The biggest key is visibility, which is part of Barbour’s nature anyway. He visited about 15 of ADS’ 48 facilities in the first nine months, focusing on key locations such as California, Texas and Florida.
The company, which manufactures corrugated pipe and other products for water management, has about 4,400 employees and $1.3 billion in annual revenue. It also is one of the 10 largest recyclers in North America — about 60 percent of its raw plastic is recycled.
“If a new guy takes over and he just sits in his office and only talks to his CFO and the HR VP, that’s not visibility,” Barbour says. “So I did, quite frankly, work very hard to be visible and communicate about me, what I was learning about the company and ask questions.”
Chlapaty and Barbour also worked together to ensure a smooth transition.
“I have lunch with him every month. I call him when I’ve got a question about something. He’s engaged in the conversations and the board meetings in a highly constructive way. So, I give a lot of credit to Joe to making this a good transition,” Barbour says.
Build onto the foundation
Barbour arrived in the middle of a fiscal year. Therefore, his first goal was to help the team hit that year’s plan. He emphasized fundamentals and execution, which he says make all the difference.
Then, he helped develop a budget for the next year and put together a three-year strategic plan, which was communicated to the board and stakeholders in 2018.

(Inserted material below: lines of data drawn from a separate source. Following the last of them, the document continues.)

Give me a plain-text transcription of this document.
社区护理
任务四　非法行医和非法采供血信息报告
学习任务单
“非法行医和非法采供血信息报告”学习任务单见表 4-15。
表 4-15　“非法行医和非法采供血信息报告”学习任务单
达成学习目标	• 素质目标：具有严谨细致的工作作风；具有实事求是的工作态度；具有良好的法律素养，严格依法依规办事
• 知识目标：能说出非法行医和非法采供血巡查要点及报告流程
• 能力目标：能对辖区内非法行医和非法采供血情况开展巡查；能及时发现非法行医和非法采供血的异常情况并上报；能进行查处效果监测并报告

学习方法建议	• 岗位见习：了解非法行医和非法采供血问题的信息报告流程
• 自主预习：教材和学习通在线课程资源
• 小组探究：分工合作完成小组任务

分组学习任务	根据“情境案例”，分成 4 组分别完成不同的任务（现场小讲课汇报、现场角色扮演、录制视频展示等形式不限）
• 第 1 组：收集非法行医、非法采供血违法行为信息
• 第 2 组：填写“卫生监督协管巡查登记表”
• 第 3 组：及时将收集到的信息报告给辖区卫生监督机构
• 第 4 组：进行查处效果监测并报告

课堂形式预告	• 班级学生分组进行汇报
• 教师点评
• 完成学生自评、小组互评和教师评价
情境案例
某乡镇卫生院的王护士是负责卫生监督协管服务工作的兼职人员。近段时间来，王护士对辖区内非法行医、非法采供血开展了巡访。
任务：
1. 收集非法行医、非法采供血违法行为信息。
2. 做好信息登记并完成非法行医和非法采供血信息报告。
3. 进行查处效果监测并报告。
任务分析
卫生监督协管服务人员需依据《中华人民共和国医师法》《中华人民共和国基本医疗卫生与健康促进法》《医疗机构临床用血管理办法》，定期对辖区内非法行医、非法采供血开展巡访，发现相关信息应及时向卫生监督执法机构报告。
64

The three-year plan focused on growth, expanding margins and generating cash. With a strong performance, ADS has also aggressively paid down debt — even though it’s not an overly leveraged company.
While ADS went public in 2014, Barbour says whether you’re a public or private company, the same things drive your business.
“You have to grow sales. You have to take care of your customer. You have to introduce new products. You have to do the fundamentals and execute well,” he says.
The biggest difference between a private and public company is you are communicating to a slightly wider audience, the investor base, Barbour says. (ADS doesn’t have as much public float, or shares in the hands of public investors, as other public companies.)
Barbour also makes it a priority to have good communication and relationships with the board. He saw the CEO of Emerson Electric, David Farr, benefit from that approach, so he’s tried to do that same thing at ADS.
To grow sales, the company is building off of its base. About 85 percent of U.S. construction occurs in what Barbour calls the crescent — North Carolina, Florida, across the Southeast, Texas, across the Southwest and up through California — with Colorado as the outlier.
So, ADS has prioritized its resources, sales initiatives, new products and even its lobbying around regulatory processes in those areas.
The other piece is adding tools and processes to scale ancillary products — products for storm water retention, detection or capture — faster.
“There’s a certain type of investment and focus you need to drive that solution set, versus just our traditional pipe products. So that’s very high on our agenda,” he says.